Выбрать главу

Кроме священного обряда и выкупа была еще одна форма брака, называемая просто и без затей «usus», т. е. «использование». В Риме существовал закон, согласно которому предмет, при условии, что его хозяин не известен, находящийся в пользовании какого-либо человека длительное время, становился его собственностью. Для неодушевленных предметов в этом случае был установлен срок в два года, для одушевленных (т. е. рабов) – в один год. Женщина, прожившая безотлучно в доме своего мужа в течение года, считалась его женой без всяких дополнительных обрядов. Возможно, именно от этого обычая произошло выражение «узы брака».

Выйдя замуж, девушка становилась матроной (матерью семейства) и доминой (госпожой). Отныне ее почетное место было за ткацким станком в атрии, а все дни посвящались домашнему хозяйству и воспитанию детей. Когда же она умирала, на ее могиле писали эпитафию, подобную приведенной ниже:

«Прохожий, то, что я скажу, коротко: остановись и прочти!

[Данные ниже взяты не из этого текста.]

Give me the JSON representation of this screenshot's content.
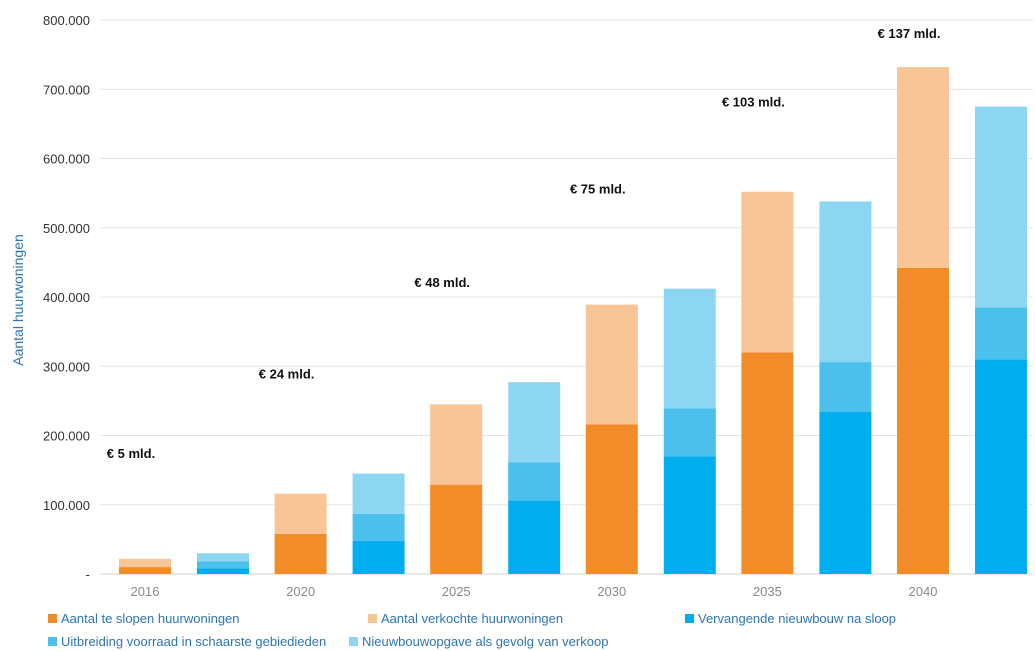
{
  "chart_data": {
    "type": "bar",
    "stacked": true,
    "ylabel": "Aantal huurwoningen",
    "xlabel": "",
    "ylim": [
      0,
      800000
    ],
    "y_ticks": [
      0,
      100000,
      200000,
      300000,
      400000,
      500000,
      600000,
      700000,
      800000
    ],
    "y_tick_labels": [
      "-",
      "100.000",
      "200.000",
      "300.000",
      "400.000",
      "500.000",
      "600.000",
      "700.000",
      "800.000"
    ],
    "x_tick_labels": [
      "2016",
      "2020",
      "2025",
      "2030",
      "2035",
      "2040"
    ],
    "grid": true,
    "legend_position": "bottom",
    "groups": [
      {
        "x_label": "2016",
        "annotation": "€ 5 mld.",
        "demolish_sell": [
          10000,
          12000
        ],
        "build": [
          8000,
          10000,
          12000
        ]
      },
      {
        "x_label": "2020",
        "annotation": "€ 24 mld.",
        "demolish_sell": [
          58000,
          58000
        ],
        "build": [
          48000,
          39000,
          58000
        ]
      },
      {
        "x_label": "2025",
        "annotation": "€ 48 mld.",
        "demolish_sell": [
          129000,
          116000
        ],
        "build": [
          106000,
          55000,
          116000
        ]
      },
      {
        "x_label": "2030",
        "annotation": "€ 75 mld.",
        "demolish_sell": [
          216000,
          173000
        ],
        "build": [
          170000,
          69000,
          173000
        ]
      },
      {
        "x_label": "2035",
        "annotation": "€ 103 mld.",
        "demolish_sell": [
          320000,
          232000
        ],
        "build": [
          234000,
          72000,
          232000
        ]
      },
      {
        "x_label": "2040",
        "annotation": "€ 137 mld.",
        "demolish_sell": [
          442000,
          290000
        ],
        "build": [
          310000,
          75000,
          290000
        ]
      }
    ],
    "series": [
      {
        "name": "Aantal te slopen huurwoningen",
        "color": "#f28c28",
        "stack": "demolish_sell"
      },
      {
        "name": "Aantal verkochte huurwoningen",
        "color": "#f9c597",
        "stack": "demolish_sell"
      },
      {
        "name": "Vervangende nieuwbouw na sloop",
        "color": "#00aeef",
        "stack": "build"
      },
      {
        "name": "Uitbreiding voorraad in schaarste gebiedieden",
        "color": "#4bc0ec",
        "stack": "build"
      },
      {
        "name": "Nieuwbouwopgave als gevolg van verkoop",
        "color": "#8dd6f2",
        "stack": "build"
      }
    ]
  }
}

Это простая гробница прекрасной женщины.

Родители назвали ее именем Клавдии.

Своего мужа она любила всем своим сердцем.

Она произвела на свет двух сыновей: одного из них она оставила на земле, другой находится под землей.

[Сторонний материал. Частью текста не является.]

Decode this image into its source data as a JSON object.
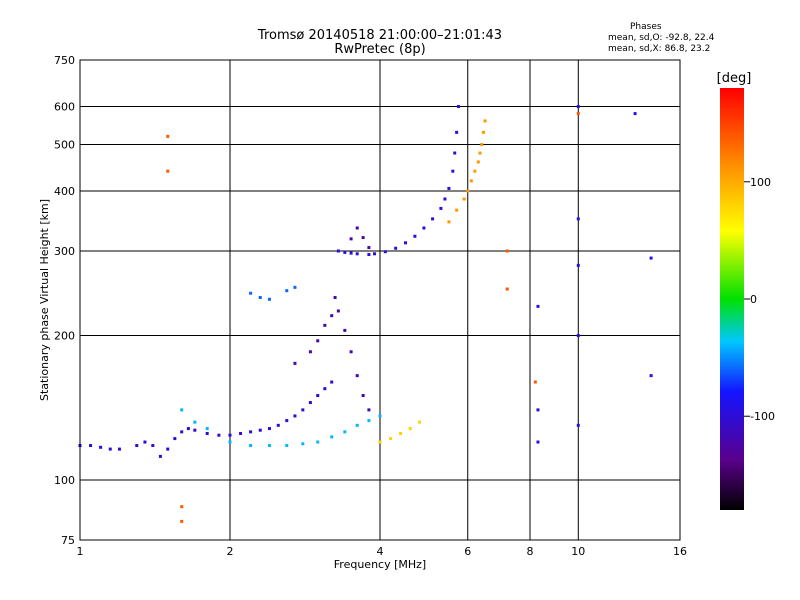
{
  "header": {
    "title": "Tromsø 20140518 21:00:00–21:01:43",
    "subtitle": "RwPretec (8p)",
    "phase_heading": "Phases",
    "phase_o": "mean, sd,O: -92.8, 22.4",
    "phase_x": "mean, sd,X: 86.8, 23.2"
  },
  "chart_data": {
    "type": "scatter",
    "xlabel": "Frequency [MHz]",
    "ylabel": "Stationary phase Virtual Height [km]",
    "x_scale": "log",
    "y_scale": "log",
    "xlim": [
      1,
      16
    ],
    "ylim": [
      75,
      750
    ],
    "x_ticks": [
      1,
      2,
      4,
      6,
      8,
      10,
      16
    ],
    "y_ticks": [
      75,
      100,
      200,
      300,
      400,
      500,
      600,
      750
    ],
    "grid": true,
    "colorbar": {
      "title": "[deg]",
      "range": [
        -180,
        180
      ],
      "ticks": [
        100,
        0,
        -100
      ]
    },
    "series": [
      {
        "values": [
          [
            1.0,
            118
          ],
          [
            1.05,
            118
          ],
          [
            1.1,
            117
          ],
          [
            1.15,
            116
          ],
          [
            1.2,
            116
          ],
          [
            1.3,
            118
          ],
          [
            1.35,
            120
          ],
          [
            1.4,
            118
          ],
          [
            1.45,
            112
          ],
          [
            1.5,
            116
          ],
          [
            1.55,
            122
          ],
          [
            1.6,
            126
          ],
          [
            1.65,
            128
          ],
          [
            1.7,
            127
          ],
          [
            1.8,
            125
          ],
          [
            1.9,
            124
          ],
          [
            2.0,
            124
          ],
          [
            2.1,
            125
          ],
          [
            2.2,
            126
          ],
          [
            2.3,
            127
          ],
          [
            2.4,
            128
          ],
          [
            2.5,
            130
          ],
          [
            2.6,
            133
          ],
          [
            2.7,
            136
          ],
          [
            2.8,
            140
          ],
          [
            2.9,
            145
          ],
          [
            3.0,
            150
          ],
          [
            3.1,
            155
          ],
          [
            3.2,
            160
          ]
        ],
        "phase": -100
      },
      {
        "values": [
          [
            1.6,
            140
          ],
          [
            1.7,
            132
          ],
          [
            1.8,
            128
          ],
          [
            2.0,
            120
          ],
          [
            2.2,
            118
          ],
          [
            2.4,
            118
          ],
          [
            2.6,
            118
          ],
          [
            2.8,
            119
          ],
          [
            3.0,
            120
          ],
          [
            3.2,
            123
          ],
          [
            3.4,
            126
          ],
          [
            3.6,
            130
          ],
          [
            3.8,
            133
          ],
          [
            4.0,
            136
          ]
        ],
        "phase": -40
      },
      {
        "values": [
          [
            2.7,
            175
          ],
          [
            2.9,
            185
          ],
          [
            3.0,
            195
          ],
          [
            3.1,
            210
          ],
          [
            3.2,
            220
          ],
          [
            3.25,
            240
          ],
          [
            3.3,
            225
          ],
          [
            3.4,
            205
          ],
          [
            3.5,
            185
          ],
          [
            3.6,
            165
          ],
          [
            3.7,
            150
          ],
          [
            3.8,
            140
          ]
        ],
        "phase": -120
      },
      {
        "values": [
          [
            3.3,
            300
          ],
          [
            3.4,
            298
          ],
          [
            3.5,
            297
          ],
          [
            3.6,
            296
          ],
          [
            3.8,
            295
          ],
          [
            3.9,
            296
          ],
          [
            4.1,
            299
          ],
          [
            4.3,
            304
          ],
          [
            4.5,
            312
          ],
          [
            4.7,
            322
          ],
          [
            4.9,
            335
          ],
          [
            5.1,
            350
          ],
          [
            5.3,
            368
          ],
          [
            5.4,
            385
          ],
          [
            5.5,
            405
          ],
          [
            5.6,
            440
          ],
          [
            5.65,
            480
          ],
          [
            5.7,
            530
          ],
          [
            5.75,
            600
          ]
        ],
        "phase": -95
      },
      {
        "values": [
          [
            3.5,
            318
          ],
          [
            3.6,
            335
          ],
          [
            3.7,
            320
          ],
          [
            3.8,
            305
          ]
        ],
        "phase": -120
      },
      {
        "values": [
          [
            5.5,
            345
          ],
          [
            5.7,
            365
          ],
          [
            5.9,
            385
          ],
          [
            6.0,
            400
          ],
          [
            6.1,
            420
          ],
          [
            6.2,
            440
          ],
          [
            6.3,
            460
          ],
          [
            6.35,
            480
          ],
          [
            6.4,
            500
          ],
          [
            6.45,
            530
          ],
          [
            6.5,
            560
          ]
        ],
        "phase": 110
      },
      {
        "values": [
          [
            4.0,
            120
          ],
          [
            4.2,
            122
          ],
          [
            4.4,
            125
          ],
          [
            4.6,
            128
          ],
          [
            4.8,
            132
          ]
        ],
        "phase": 80
      },
      {
        "values": [
          [
            2.2,
            245
          ],
          [
            2.3,
            240
          ],
          [
            2.4,
            238
          ],
          [
            2.6,
            248
          ],
          [
            2.7,
            252
          ]
        ],
        "phase": -60
      },
      {
        "values": [
          [
            10.0,
            130
          ],
          [
            10.0,
            200
          ],
          [
            10.0,
            280
          ],
          [
            10.0,
            350
          ],
          [
            10.0,
            600
          ],
          [
            8.3,
            230
          ],
          [
            8.3,
            140
          ],
          [
            8.3,
            120
          ],
          [
            13.0,
            580
          ],
          [
            14.0,
            290
          ],
          [
            14.0,
            165
          ]
        ],
        "phase": -90
      },
      {
        "values": [
          [
            1.5,
            520
          ],
          [
            1.5,
            440
          ],
          [
            1.6,
            88
          ],
          [
            1.6,
            82
          ],
          [
            7.2,
            250
          ],
          [
            7.2,
            300
          ],
          [
            10.0,
            580
          ],
          [
            8.2,
            160
          ]
        ],
        "phase": 140
      }
    ]
  }
}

В речах она была прелестна, а также соразмерна в движениях.

Она следила за домом.

Пряла шерсть.

Я сказал все

Ступай»{ Винничук Л. Латинский язык. М.: Высшая школа, 1985. С. 123.}.

Римляне времен Республики были законодательными и законопослушными гражданами. Обеспечивая мужу «надежный тыл», заботясь о воспитании детей, женщина в первую очередь исполняла свои обязанности перед богами и государством. И все же нередко мужа и жену связывали искренняя любовь и взаимная забота. Доказательством этому могут послужить хотя бы письма, которые великий римский оратор Цицерон посылал из ссылки своей жене Теренции:

«И во многих письмах, и во всех беседах сообщают мне, что твое мужество и храбрость невероятны и что ты не сломлена ни телесными, ни душевными страданиями. О, я несчастный! Из-за меня ты, с твоими достоинствами, верностью, честностью, утонченностью, попала в такие бедствия! <…> Я вижу, что ты делаешь все очень мужественно и с величайшей любовью. Но умоляю тебя, жизнь моя, что касается расходов, позволь другим, которые могут, если, конечно, они хотят, помочь тебе и не разрушай своего слабого здоровья, если меня любишь. Ведь ты дни и ночи стоишь у меня перед глазами; я вижу, как ты берешь на себя все трудности, боюсь, выдержишь ли ты, но вижу, что все зависит от тебя. Поэтому, чтобы мы достигли того, на что ты надеешься и о чем хлопочешь, береги здоровье…»{ Винничук Л. Латинский язык. М.: Высшая школа, 1985. С. 222.}

Среди таких римлянок, «прядущих шерсть», встречались и незаурядные женщины. Одной из них была Корнелия – жена Тиберия Семпрония Гракха и мать братьев Гракхов, авторов знаменитых аграрных законов. Легенда рассказывает, что когда гадатели предсказали Тиберию, что либо он, либо его жена должны скоро погибнуть, тот совершил многочисленные священные обряды, чтобы обратить гибель на себя и отвратить от жены. Не известно, так ли все было в точности, но Корнелия действительно осталась прежде времени вдовой с двенадцатью детьми. Она была еще молода, красива и очень богата; за нее не единожды сватались. Но Корнелия оставалась верна памяти мужа. И печаль не превратила ее в затворницу. Женщина держала «открытый дом», предоставляя сыновьям возможность познакомиться со всеми значительными людьми в Риме. Она дала своим детям лучшее по тем временам образование, и они действительно выросли выдающимися ораторами и политиками. «Мы знаем, как много дала для развития красноречия Гракхов их мать Корнелия, чья просвещенная беседа донесена до потомства ее письмами», – писал Квинтилиан.

О Корнелии рассказывали и такую легенду: однажды какая-то знатная женщина навестила Корнелию и стала хвастаться перед нею своими красивыми драгоценностями. Корнелия удерживала эту женщину в своем доме «просвещенной беседой» до тех пор, пока не вернулись из школы ее сыновья. Когда же мальчики явились, Корнелия, указав на них, заявила: «Вот – мои лучшие драгоценности!» (Не странно ли, однако, что она и не подумала упомянуть дочерей?)